Brow Beat

The World Cup Turns New York into a Model U.N. Conference

Every colorful capital city—every epic Rome or grand London or wackadoo Tallahassee—is a busy circus set. In such a place, the public square is an electric arena of political and cultural performance even on the mellowest morning. Every Diet Coke-fueled breakfast meeting and every bout of park-bench gossip is a moment in a festival. Capitals are great stages of power. Question: What happens in the capital of the world when the World Cup is on? Answer: New York City gets more brazen than usual and pumps up the jam on the drama, producing a vivid civic extravaganza.

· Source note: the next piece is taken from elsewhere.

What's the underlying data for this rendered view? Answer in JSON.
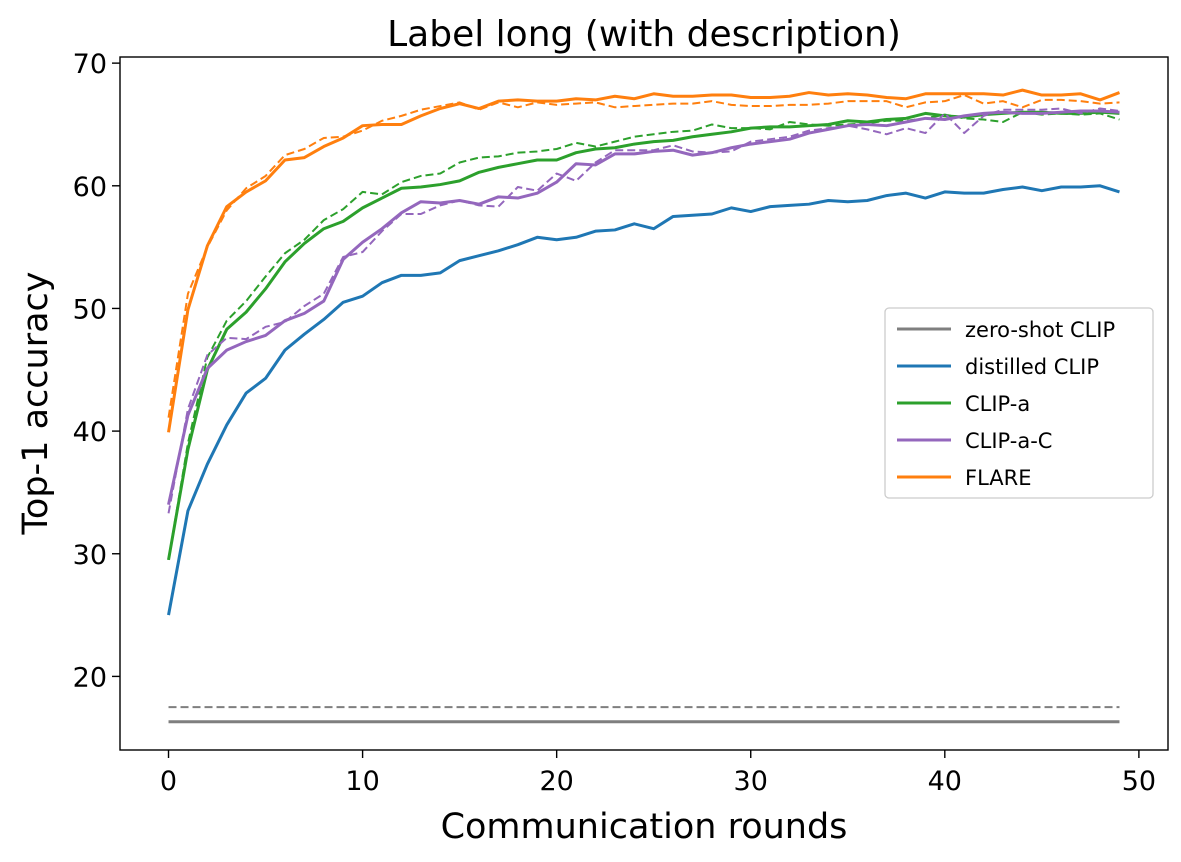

Here we discover tribal behavior at its most gaudily theatrical. The streets are bright with football jerseys, the most retina-wrecking of which are the yellows—South Africa’s bold marigold and Brazil’s blazing canary. Some people wear their Adidas tops as if they were party costumes, others as if they were gang colors, others yet as camouflage. Here and there you see grown men holding a soccer balls at their hips, and you decide that, as accessories go, they definitely beat man-purses. A tragic few are out there standing around in public with U.K. socks and shin guards protecting their patriotic tibia.

Identity and status dance around giddily, not unlike the wine-soaked waitstaffs of the livelier brasseries and T.G.I.French bistros. The party brings together immigrants without papers and plutocrats with diplomatic plates, expatriates and vacationers, people rooting hard for the country of their ancestors’ origins and people rooting even harder for whoever the hell’s jersey they put on. In these early days, the mood is one of benevolent nationalism and communal celebration, as at a Model U.N. conference where the kids are excited to hang out both before and after curfew. Everyone’s being jubilantly collegial.

On Friday afternoon, just after South Africa and Mexico had fought to a tie, I headed over to a South African restaurant in Brooklyn. I decided not to go in, partly because I was still feeling like a sucker for ordering the ostrich carpaccio appetizer last time I was there, partly because it was so crowded that I would have needed to find a roof entrance. There I was alone on the sidewalk—just me, two local camera crews, and a heaving overflow crowd rejoicing at the tie like it was  V-J Day in Times Square , almost. A marigold circle of fans kicked a ball around. In my peripheral vision, I saw the ball rise with a funny spin and arc toward the side of my face, but someone diverted it with an agile header, and I was spared. With a stretching gesture and a schoolteacher’s smile, a bystander held her hand up for a high-five.

This is, to my mind, the very definition of jubilant collegiality— high-fiving a stranger to celebrate that he did not get hit in the face with a leather ball . There is a party in the streets. Like any good party, it will eventually get out of control, and that’ll be fun too. I can hardly wait until things start to bubble over, and packs of hooligans get to belching at the sunrise, and the traffic thickens with the kind of flag-waving, stereo-pumping, rooting-tooting-horn-leaning motorist who believes that his country’s victory has conferred upon him a license to drive like a goat’s ass. Heads up.